The findings demonstrate that the PPy/PFD@Inulin gel effectively addresses multiple aspects of IBD and its fibrotic complication. The sustained release of PPy nanozymes and PFD, enabled by the inulin hydrogel, contributes to its therapeutic efficacy. The combination of RONS scavenging, gut microbiota modulation, and antifibrotic effects makes this a promising therapeutic approach. The results from RNA sequencing support the observed improvements in inflammation and immune response. The study's strength lies in its multi-pronged approach targeting various mechanisms involved in IBD and fibrosis. The use of mouse models provides valuable in vivo data, although further research in larger animal models and clinical trials is warranted.

This study successfully developed a ternary PPy/PFD@Inulin gel with excellent biocompatibility and therapeutic efficacy in treating IBD and its fibrotic complication.
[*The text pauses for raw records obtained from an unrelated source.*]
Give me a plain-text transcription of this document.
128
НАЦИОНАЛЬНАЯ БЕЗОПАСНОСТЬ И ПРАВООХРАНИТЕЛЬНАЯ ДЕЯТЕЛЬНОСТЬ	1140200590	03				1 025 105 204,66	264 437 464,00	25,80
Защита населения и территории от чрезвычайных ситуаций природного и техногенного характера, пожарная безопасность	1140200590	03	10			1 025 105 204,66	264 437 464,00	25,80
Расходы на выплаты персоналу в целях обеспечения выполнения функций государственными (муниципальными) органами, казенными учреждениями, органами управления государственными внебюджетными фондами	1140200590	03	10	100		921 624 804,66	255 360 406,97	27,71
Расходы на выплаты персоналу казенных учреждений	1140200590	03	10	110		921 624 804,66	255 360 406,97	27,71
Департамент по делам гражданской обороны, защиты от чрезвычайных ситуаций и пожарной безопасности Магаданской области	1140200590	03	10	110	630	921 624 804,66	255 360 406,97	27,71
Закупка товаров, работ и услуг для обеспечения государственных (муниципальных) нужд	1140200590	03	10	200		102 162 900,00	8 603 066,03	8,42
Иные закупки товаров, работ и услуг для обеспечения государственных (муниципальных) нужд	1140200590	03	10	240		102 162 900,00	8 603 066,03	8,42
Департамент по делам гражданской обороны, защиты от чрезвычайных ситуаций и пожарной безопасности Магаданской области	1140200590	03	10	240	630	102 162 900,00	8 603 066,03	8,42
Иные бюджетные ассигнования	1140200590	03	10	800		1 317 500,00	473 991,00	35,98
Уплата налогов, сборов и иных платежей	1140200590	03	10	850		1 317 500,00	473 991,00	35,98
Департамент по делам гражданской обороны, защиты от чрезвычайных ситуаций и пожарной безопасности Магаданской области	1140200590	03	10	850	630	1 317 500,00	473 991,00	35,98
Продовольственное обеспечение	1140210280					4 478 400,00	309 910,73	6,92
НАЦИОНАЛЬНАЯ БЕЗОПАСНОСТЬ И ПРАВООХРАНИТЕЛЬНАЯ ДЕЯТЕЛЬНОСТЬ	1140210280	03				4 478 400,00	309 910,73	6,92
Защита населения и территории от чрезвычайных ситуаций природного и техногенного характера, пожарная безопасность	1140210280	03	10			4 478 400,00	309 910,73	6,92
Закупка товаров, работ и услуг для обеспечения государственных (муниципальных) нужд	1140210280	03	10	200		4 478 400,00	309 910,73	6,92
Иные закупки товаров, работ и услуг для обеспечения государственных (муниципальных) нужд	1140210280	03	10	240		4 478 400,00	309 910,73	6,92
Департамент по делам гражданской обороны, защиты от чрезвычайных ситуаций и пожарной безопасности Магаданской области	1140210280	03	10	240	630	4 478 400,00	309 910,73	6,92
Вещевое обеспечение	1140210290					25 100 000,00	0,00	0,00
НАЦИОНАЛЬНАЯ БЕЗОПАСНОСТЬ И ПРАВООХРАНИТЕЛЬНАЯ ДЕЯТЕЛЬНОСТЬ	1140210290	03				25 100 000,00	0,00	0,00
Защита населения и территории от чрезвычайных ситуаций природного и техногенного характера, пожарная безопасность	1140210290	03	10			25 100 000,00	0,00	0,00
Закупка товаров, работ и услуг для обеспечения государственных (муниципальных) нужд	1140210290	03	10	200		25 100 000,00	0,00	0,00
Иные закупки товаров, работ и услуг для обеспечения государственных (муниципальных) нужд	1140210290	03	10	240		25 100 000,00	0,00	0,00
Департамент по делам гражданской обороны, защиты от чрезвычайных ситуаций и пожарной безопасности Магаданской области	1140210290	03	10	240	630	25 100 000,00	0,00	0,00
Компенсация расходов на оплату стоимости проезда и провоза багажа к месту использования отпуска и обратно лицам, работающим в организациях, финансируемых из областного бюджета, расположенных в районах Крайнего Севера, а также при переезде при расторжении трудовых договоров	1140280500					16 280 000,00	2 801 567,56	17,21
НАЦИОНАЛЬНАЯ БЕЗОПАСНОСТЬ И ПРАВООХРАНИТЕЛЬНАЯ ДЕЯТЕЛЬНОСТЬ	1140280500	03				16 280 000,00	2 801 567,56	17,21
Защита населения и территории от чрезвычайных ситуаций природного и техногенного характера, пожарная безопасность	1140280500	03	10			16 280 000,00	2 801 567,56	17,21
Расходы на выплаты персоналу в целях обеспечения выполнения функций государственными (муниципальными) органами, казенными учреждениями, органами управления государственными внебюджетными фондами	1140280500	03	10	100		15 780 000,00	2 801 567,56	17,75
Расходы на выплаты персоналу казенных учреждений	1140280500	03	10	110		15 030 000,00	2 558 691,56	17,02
The gel's multi-functional properties, ease of preparation, and potential for scalability make it a promising therapeutic modality. Future research should focus on optimizing the drug release profile and exploring functional modifications to enhance targeting specificity. Clinical trials are needed to evaluate the gel's safety and efficacy in human patients.

The study used mouse models, and the results may not fully translate to humans. The sample sizes in some experiments were relatively small. Long-term effects of the gel were not extensively evaluated. Further research is necessary to investigate the optimal dosage and duration of treatment for different patient populations.